Porque ni bien salen de su tortuosa experiencia y cada uno de los mineros de San José camina 50 metros para someterse a un primer chequeo médico, se reproducen las ofertas de trabajo que nunca imaginaron recibir; las propuestas de publicaciones de libros y de filmaciones de documentales y películas; los regalos de reproductores de música, en fin, presentes tan disímiles como insospechados. Como que aquellos primeros pasos probablemente los lleven a Grecia o a estadios de los clubes de fútbol más poderosos del mundo, de acuerdo con las primeras invitaciones que han recibido bajo tierra por haberse salvado de un derrumbe en una mina.
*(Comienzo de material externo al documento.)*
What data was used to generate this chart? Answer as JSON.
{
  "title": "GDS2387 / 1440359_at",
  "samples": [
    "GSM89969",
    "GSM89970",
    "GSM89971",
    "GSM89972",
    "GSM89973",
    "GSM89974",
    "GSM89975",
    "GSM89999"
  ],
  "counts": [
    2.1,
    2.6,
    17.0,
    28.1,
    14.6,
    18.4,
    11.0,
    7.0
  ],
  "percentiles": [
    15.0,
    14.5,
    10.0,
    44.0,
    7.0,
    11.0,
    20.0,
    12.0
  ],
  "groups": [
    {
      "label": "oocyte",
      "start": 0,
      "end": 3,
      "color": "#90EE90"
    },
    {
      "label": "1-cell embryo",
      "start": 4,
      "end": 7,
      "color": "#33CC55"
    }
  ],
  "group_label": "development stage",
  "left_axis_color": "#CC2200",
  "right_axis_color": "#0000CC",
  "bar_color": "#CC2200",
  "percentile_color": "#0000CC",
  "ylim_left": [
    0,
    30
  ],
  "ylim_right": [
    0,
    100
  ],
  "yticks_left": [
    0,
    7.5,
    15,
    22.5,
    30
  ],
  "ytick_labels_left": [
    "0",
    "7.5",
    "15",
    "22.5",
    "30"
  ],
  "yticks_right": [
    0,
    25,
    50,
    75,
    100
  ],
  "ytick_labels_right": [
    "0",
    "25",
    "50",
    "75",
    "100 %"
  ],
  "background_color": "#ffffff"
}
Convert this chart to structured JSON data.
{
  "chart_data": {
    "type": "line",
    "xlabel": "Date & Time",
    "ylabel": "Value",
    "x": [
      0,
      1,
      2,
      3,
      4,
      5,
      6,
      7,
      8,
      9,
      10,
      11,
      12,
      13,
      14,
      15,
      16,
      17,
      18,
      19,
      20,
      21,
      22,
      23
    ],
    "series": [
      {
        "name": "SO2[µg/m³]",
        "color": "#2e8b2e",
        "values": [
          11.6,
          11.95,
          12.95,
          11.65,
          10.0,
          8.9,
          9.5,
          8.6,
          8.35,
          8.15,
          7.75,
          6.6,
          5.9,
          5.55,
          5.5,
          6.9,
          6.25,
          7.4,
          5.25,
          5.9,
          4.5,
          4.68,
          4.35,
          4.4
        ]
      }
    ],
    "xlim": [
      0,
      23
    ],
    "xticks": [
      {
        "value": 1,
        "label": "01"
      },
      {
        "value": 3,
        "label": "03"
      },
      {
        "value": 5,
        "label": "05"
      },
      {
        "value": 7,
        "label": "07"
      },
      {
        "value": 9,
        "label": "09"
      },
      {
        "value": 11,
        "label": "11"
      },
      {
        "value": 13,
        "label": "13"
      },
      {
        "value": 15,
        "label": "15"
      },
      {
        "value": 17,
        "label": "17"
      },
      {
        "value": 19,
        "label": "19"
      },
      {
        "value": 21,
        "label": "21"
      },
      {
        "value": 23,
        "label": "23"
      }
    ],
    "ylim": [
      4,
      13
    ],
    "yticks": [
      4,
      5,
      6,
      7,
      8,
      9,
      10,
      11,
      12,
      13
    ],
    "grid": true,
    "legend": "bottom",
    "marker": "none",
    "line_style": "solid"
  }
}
Las luces de neón que parecieran brillar en cada noticia fruto de la rimbombancia con que los hechos son presentados no alcanzan a ocultar, así, la contracara de los mineros que viven en las profundidades de la tierra y que ojalá sintiesen como suyos algunos de los premios que recibirán los 33; merecidos premios a una vida de trabajo infatigable y mal apreciado.
Anoche, mientras los bolivianos esperábamos atestiguar la salida de Carlos Mamani y el presidente Morales se alistaba para participar del acontecimiento, subía la ponderación a los chilenos por su espíritu de acero: en pocos meses se han sobrepuesto de manera admirable a un terremoto y a la tragedia de San José. Las imágenes de felicidad de los parientes que hacen vigilia son un aliciente para el alma dolida en los interminables días de Copiapó.
El sistema de izaje funciona y los valerosos mineros emergen del fondo del socavón como el ave Fénix cada 500 años. Hay alegría, por supuesto. Y admiración. Mucha admiración por un país, Chile, que ha mostrado al mundo lo que es organización, trabajo en equipo, tecnología, profesionalismo.
Algo más. Lo decía anoche la televisión chilena: nunca tantas personas —millones en el mundo siguiendo el rescate en directo— se han ocupado de unas pocas de la forma en que se ha hecho con los 33. Todo un símbolo en un mundo en que unos pocos suelen estar dispuestos a dañar a muchos.